Does the probabilistic maturation reaction norm approach disentangle phenotypic plasticity from genetic change?

Abstract

Two-dimensional probabilistic maturation reaction norms (PMRNs) define the probabil- ity that individuals mature as a function of age and size. PMRNs have recently been used to derive empirical support for the hypothesis that high fishing mortality has induced genetic change towards earlier maturation in exploited populations. However, the 2-dimensional PMRN method does not, strictly speaking, disentangle phenotypic plasticity from genetic change in maturation. Instead, it dis- entangles the contribution of variation in growth and mortality from other sources of variation con- tributing to changes in maturation. After removing the contribution of variation in growth and mortality, any remaining change is not necessarily purely genetic. Environmental factors may exist that directly affect the propensity to mature at a certain size and age.
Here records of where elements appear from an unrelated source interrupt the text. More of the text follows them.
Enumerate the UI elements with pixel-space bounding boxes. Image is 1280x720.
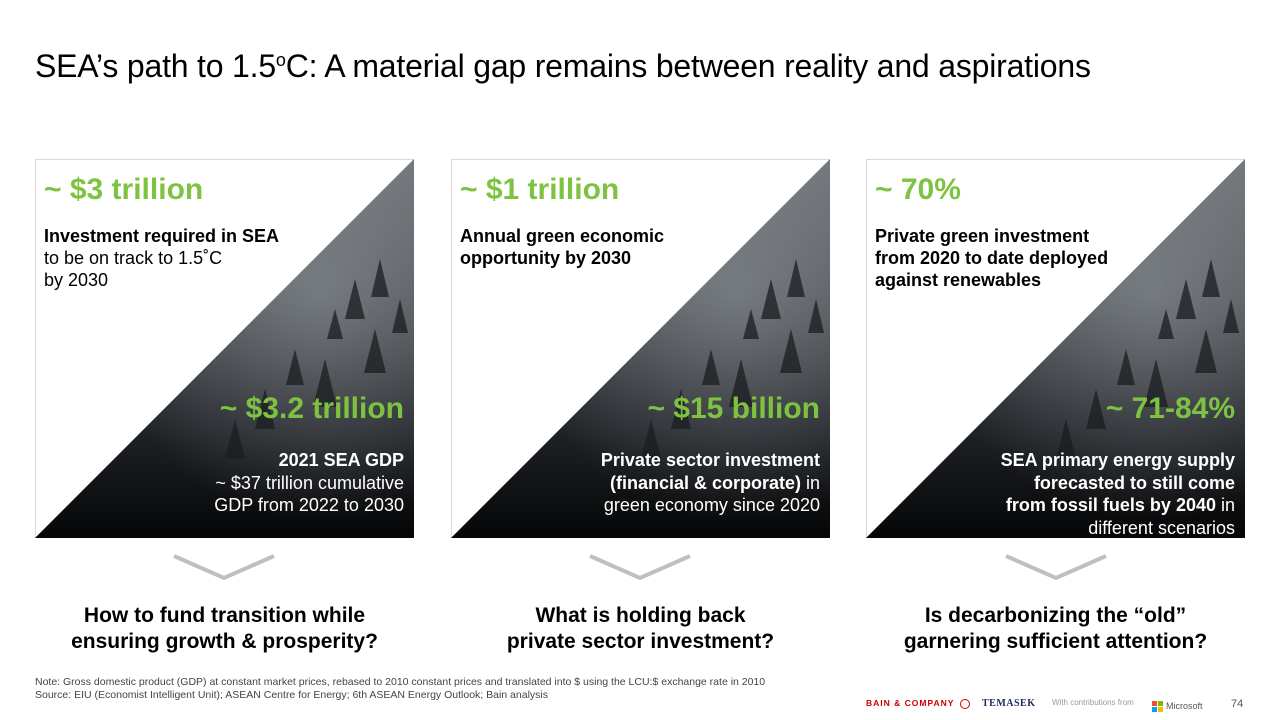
top-description: Private green investment from 2020 to da… (875, 226, 1109, 290)
footnote: Note: Gross domestic product (GDP) at co… (35, 676, 766, 701)
bottom-description: 2021 SEA GDP ~ $37 trillion cumulative G… (214, 450, 404, 515)
panel-renewables: ~ 70% Private green investment from 2020… (866, 159, 1245, 538)
bottom-description: Private sector investment (financial & c… (600, 450, 820, 515)
top-value: ~ 70% (875, 173, 961, 206)
bottom-value: ~ 71-84% (1105, 392, 1235, 425)
chevron-down-icon (173, 554, 275, 581)
panel-green-opportunity: ~ $1 trillion Annual green economic oppo… (451, 159, 830, 538)
bain-logo-icon (959, 698, 970, 709)
bottom-description: SEA primary energy supply forecasted to … (1000, 450, 1235, 538)
top-value: ~ $3 trillion (44, 173, 204, 206)
top-description: Annual green economic opportunity by 203… (460, 226, 665, 268)
top-description: Investment required in SEA to be on trac… (44, 226, 280, 290)
forest-triangle-image (35, 159, 414, 538)
question-decarbonizing-old: Is decarbonizing the “old” garnering suf… (903, 604, 1208, 653)
panel-investment-required: ~ $3 trillion Investment required in SEA… (35, 159, 414, 538)
microsoft-logo: Microsoft (1152, 698, 1203, 714)
chevron-down-icon (589, 554, 691, 581)
top-value: ~ $1 trillion (460, 173, 620, 206)
bottom-value: ~ $3.2 trillion (219, 392, 404, 425)
contributions-label: With contributions from (1052, 698, 1134, 707)
microsoft-logo-icon (1152, 700, 1163, 712)
chevron-down-icon (1005, 554, 1107, 581)
page-number: 74 (1231, 698, 1244, 710)
question-private-investment: What is holding back private sector inve… (506, 604, 775, 653)
bottom-value: ~ $15 billion (647, 392, 820, 425)
forest-triangle-image (866, 159, 1245, 538)
slide-title: SEA’s path to 1.5oC: A material gap rema… (35, 48, 1091, 84)
forest-triangle-image (451, 159, 830, 538)
temasek-logo: TEMASEK (982, 698, 1036, 709)
bain-logo: BAIN & COMPANY (866, 698, 970, 714)
question-funding: How to fund transition while ensuring gr… (71, 604, 378, 653)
An observed trend in the size- age PMRN may therefore be partly or fully explained by a co-incidental trend in an (environmental) factor. As pointed out by Grift et al. (2007; Mar Ecol Prog Ser 334:213-224), such co-dependence is captured conceptually by multi-dimensional PMRNs, as opposed to 2-dimensional (size-age) PMRNs, where the higher dimensions represent the relevant variables. Dimensions that may partly or fully explain the observed trends in size-age PMRNs, other than evolution, include temperature, polluting endocrine-disrupting chemicals, the social structure of the population, and body condition; changes in the last two may be fisheries-induced. To illustrate these views, I re-analysed data on North Sea plaice, and demonstrated that temperature explains part of the shift in the size-age PMRN but that a residual shift remains. The latter finding supports the hypothesis of genetic change.